3. The China Computer Federation (CCF) Workshop on Speech Processing in the Era of Large Language Models, held on the 6th December 2024, at Shenzhen, China.? The keynote speech was titled “Language Queried Audio Source Separation”. This event was attended by more than 100 people in person, and 6100 people online.
Abstract of the talk:
Language-queried audio source separation (LASS) is a paradigm that we proposed recently for separating sound sources of interest from an audio mixture using a natural language query. The development of LASS systems offers intuitive and scalable interface tools that are potentially useful for digital audio applications, such as automated audio editing, remixing, and rendering. In this talk, we will first introduce the problem setting and motivation, making a connection with conventional paradigms including speech source separation and universal audio source separation. We then present our two newly developed LASS algorithms, AudioSep and FlowSep, respectively. AudioSep is a foundational model for open-domain audio source separation driven by natural language queries. It employs a query network and a separation network to predict time-frequency masks, enabling the extraction of target sounds based on text prompts. The model was trained on large-scale multimodal datasets and evaluated extensively on numerous tasks including audio event separation, musical instrument separation, and speech enhancement. FlowSep is a new generative model for LASS based on rectified flow matching (RFM), which models linear flow trajectories from noise to target source features within the latent space of a variational autoencoder (VAE). During inference, the RFM-generated latent features are used to reconstruct a mel-spectrogram through the pre-trained VAE decoder, which is then passed to a pre-trained vocoder to synthesize the waveform.
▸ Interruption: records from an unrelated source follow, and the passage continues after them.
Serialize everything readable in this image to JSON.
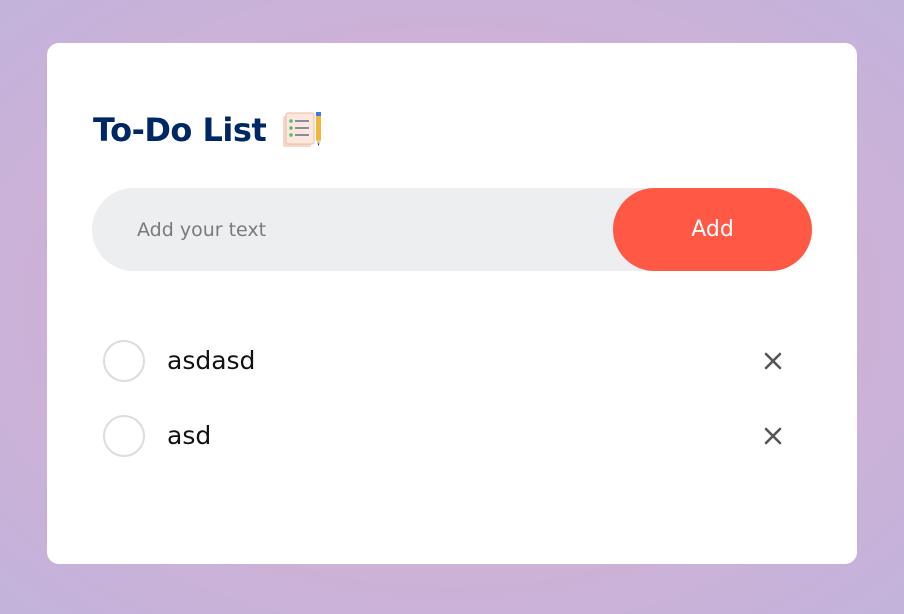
{
  "app": {
    "title": "To-Do List",
    "title_icon": "notepad-pencil-icon"
  },
  "input": {
    "placeholder": "Add your text",
    "value": ""
  },
  "add_button": {
    "label": "Add"
  },
  "tasks": [
    {
      "text": "asdasd",
      "checked": false
    },
    {
      "text": "asd",
      "checked": false
    }
  ],
  "colors": {
    "title": "#002765",
    "accent": "#ff5945",
    "input_bg": "#edeef0",
    "circle_border": "#dcdcdc",
    "delete_icon": "#555555"
  }
}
After this, we will discuss the datasets and performance metrics we developed for evaluating the LASS systems, and the organisation of Task 8 of DCASE 2024 international challenge, building on the AudioSep model. Finally, we conclude the talk by outlining potential future research directions in this area.
?
The panel discussion was held on SLT 2024 around the topics of large language models for spoken language processing, chaired by Prof Hung-yi Lee (National Taiwan University), joined by other panel members including Prof Mark A. Hasegawa-Johnson (Professor at University of Illinois at Urbana-Champaign), Prof Kai Yu (Professor at Shanghai Jiaotong University & Chief Scientist of AISpeech), Dr Jinyu Li (Partner Applied Science Manager at Microsoft), Dr Junlan Feng (Chief Scientist at China Mobile Research Institute), and Junichi Yamagishi (Professor at National Institute of Informatics, Japan).